Wie Thales und Anaximines nimmt auch Heraklit die 4 Griechischen Arcana an, und an sie knüpft sich denn auch das Zwei- und Ein-Arcanum.

Ebenso reiht Heraklit an das Wasserverwandlungs - Experiment auch das arcanalogische Experiment.

In Bezug auf das letztere müssen wir die chemischen Grundstoffe und das chemische Operationsmaterial in's Auge fassen.

Da Gott spricht: Es werde Licht. Und es wurden Sonne, Mond und Sterne", so hat Heraklit, der, wie wir wissen, das Licht als Feuer anffasst, zwei Feuer, Feuer im engeren Sinne und Sonne, Mond und Sterne. Das Feuer im engeren Sinne bezieht er nun auf das arcanologische Experiment. Da es sich bei diesem aber um chemischen Grundstoff, chemisches Operationsmaterial handelt, so muss ihm das Feuer chemisches Feuer sein. Dieses chemische Feuer ist ihm nun der Schwefel.

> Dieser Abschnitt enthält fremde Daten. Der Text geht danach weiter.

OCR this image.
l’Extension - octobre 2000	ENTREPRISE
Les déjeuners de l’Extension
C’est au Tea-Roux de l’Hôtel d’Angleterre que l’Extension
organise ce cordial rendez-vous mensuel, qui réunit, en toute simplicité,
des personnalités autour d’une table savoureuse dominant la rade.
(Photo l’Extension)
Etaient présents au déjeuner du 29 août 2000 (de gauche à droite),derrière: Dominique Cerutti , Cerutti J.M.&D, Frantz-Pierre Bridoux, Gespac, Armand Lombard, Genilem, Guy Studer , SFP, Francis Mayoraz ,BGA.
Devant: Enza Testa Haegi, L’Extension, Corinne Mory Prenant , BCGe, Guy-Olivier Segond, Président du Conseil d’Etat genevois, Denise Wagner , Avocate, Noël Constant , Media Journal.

Das alchemistische Problem, dass Schwefel Feuer, hat darin seine Basis, dass der Schwefel ein unabweisbarer Bestandtheil eines einfachen Feuerzeugs - Apparates ist. Der Schwefel dient nämlich dazu, um den Funken, welcher dem Stein entlockt, dem Stahl entlockt, und der dann in Hollundermark, Zunder und dergl. fixirt worden, zum Auflodern zu bringen. So bilden Schwefel und Feuer eine sehr nahe liegende Gedanken - Association.